Lavoro, al Sud tre volte la disoccupazione del Nord

Giovani e lavoro.
Giovani e lavoro

ROMA. – Italia divisa sul fronte lavoro: nel 2018 – rileva infatti l’Istat – il tasso di disoccupazione nel Mezzogiorno è stati pari al 18,4%, quasi tre volte quello del Nord (6,6%) e il doppio di quello del Centro (9,4%). Insomma solo il Sud deve ancora recuperare i livelli di occupazione del 2008, prima della crisi, superato nel resto d’Italia. Il tasso di occupazione nel Mezzogiorno è del 44,5% nel 2018, un punto e mezzo in meno di 10 anni prima, nonostante i progressi dell’ultimo anno, simili a quelli del resto del Paese. Al Nord il tasso di occupazione è al 67,3% e al Centro al 63,2%.

Un anno quello trascorso che nella ‘fotografia’ dell’Istat conferma l’acuirsi delle differenze territoriali ma registra anche un miglioramento complessivo della ‘salute’ occupazionale del Belpaese. Nel 2018 infatti diminuisce il tasso di disoccupazione dall’11,2% del 2017 al 10,6%. E anche per i giovani c’è un miglioramento di 2,6 punti fino a un tasso di disoccupazione giovanile comunque sempre altissimo: il 32,2%. Il numero dei disoccupati complessivamente si riduce di 151 mila unità (-5,2% fino a quota 2 milioni 755 mila), “in misura più intensa rispetto al 2017”.

Il calo della disoccupazione riguarda sia le persone in cerca di lavoro da almeno 12 mesi (-82 mila, -4,9%) sia disoccupati di breve durata. Una situazione che però peggiora a fine anno: nel quarto trimestre infatti il numero di persone occupate diminuisce rispetto al trimestre precedente (-36 mila, -0,2%). E l’Istat parla di un “lieve peggioramento” del quadro occupazionale nel corso dell’anno. Il tasso di occupazione rimane stabile al 58,6%. Rispetto all’ultimo trimestre del 2017 c’è una crescita di 87mila occupati (+0,4% in un anno), dovuta a dipendenti a termine e indipendenti (+200 mila e +12 mila, rispettivamente) mentre calano i dipendenti a tempo indeterminato (-125 mila).
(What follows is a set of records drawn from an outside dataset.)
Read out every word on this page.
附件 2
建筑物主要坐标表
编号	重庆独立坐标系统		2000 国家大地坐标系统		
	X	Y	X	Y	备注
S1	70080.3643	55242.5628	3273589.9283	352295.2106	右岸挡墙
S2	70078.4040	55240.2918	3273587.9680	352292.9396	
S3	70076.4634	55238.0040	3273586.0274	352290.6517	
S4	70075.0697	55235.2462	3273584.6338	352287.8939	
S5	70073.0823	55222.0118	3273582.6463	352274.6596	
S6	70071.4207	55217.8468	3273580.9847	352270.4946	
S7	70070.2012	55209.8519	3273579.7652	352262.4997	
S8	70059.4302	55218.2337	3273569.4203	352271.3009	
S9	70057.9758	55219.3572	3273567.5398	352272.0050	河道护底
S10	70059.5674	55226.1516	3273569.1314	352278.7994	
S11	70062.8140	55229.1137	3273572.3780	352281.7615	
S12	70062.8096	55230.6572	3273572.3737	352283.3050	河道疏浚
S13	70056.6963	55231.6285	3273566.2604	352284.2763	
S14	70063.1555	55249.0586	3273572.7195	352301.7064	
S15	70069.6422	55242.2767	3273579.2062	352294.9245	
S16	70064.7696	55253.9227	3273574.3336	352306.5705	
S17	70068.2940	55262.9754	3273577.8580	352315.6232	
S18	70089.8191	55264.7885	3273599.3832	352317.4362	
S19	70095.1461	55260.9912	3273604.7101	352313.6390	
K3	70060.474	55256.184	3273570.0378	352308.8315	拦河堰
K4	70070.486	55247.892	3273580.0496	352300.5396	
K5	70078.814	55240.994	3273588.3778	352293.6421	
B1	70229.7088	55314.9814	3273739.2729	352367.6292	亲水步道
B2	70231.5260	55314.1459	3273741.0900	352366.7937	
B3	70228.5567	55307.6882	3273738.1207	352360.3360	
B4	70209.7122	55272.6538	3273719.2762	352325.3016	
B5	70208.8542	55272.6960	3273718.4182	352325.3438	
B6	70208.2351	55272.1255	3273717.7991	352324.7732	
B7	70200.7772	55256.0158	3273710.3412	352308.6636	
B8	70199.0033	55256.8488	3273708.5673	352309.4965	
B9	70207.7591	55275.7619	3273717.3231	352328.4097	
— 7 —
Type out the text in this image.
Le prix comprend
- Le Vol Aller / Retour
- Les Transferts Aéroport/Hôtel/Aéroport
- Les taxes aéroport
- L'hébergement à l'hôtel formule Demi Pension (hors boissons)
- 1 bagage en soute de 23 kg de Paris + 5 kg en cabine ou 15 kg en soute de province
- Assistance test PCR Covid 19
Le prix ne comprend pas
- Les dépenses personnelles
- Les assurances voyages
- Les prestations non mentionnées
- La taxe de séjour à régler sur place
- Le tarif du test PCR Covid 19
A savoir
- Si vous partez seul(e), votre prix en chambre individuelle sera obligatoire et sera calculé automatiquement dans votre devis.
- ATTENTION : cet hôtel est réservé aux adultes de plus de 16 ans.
Per quanto riguarda la crescita dell’occupazione (+192.000) l’Istat precisa ancora che l’incidenza dei dipendenti a termine sul totale raggiunge il 17,1% (+1,1 punti). Prosegue per l’ottavo anno la diminuzione del numero di lavoratori indipendenti (-23 mila, -0,4%). Cresce il lavoro a tempo pieno (+195 mila, +1,0%) e cala leggermente il part time (-0,1%) ma non nella sua componente involontaria (+132 mila, 5%). L’incidenza del part time involontario raggiunge il 64,1% (+3,1 punti) sul totale del tempo parziale e l’11,9% sul totale degli occupati (+0,5 punti).

Rispetto al tasso complessivo di disoccupazione si precisa invece che su base annua “seppure a ritmi meno intensi, per il settimo trimestre consecutivo prosegue la diminuzione dei disoccupati (-105 mila in un anno, -3,6%) che interessa entrambi i generi, le diverse aree territoriali e tutte le classi di età, a eccezione degli over50”. Il tasso di inattività cala al 34,3% nel quarto trimestre con una riduzione sia sul mese sia sull’anno. Nell’intero 2018 il numero di inattivi diminuisce per il quinto anno consecutivo (-125 mila, -0,9%) ma in misura minore dell’anno precedente. Il calo interessa soprattutto le forze di lavoro potenziali (-110 mila, -3,5%) e gli scoraggiati (-189 mila, -11,5%).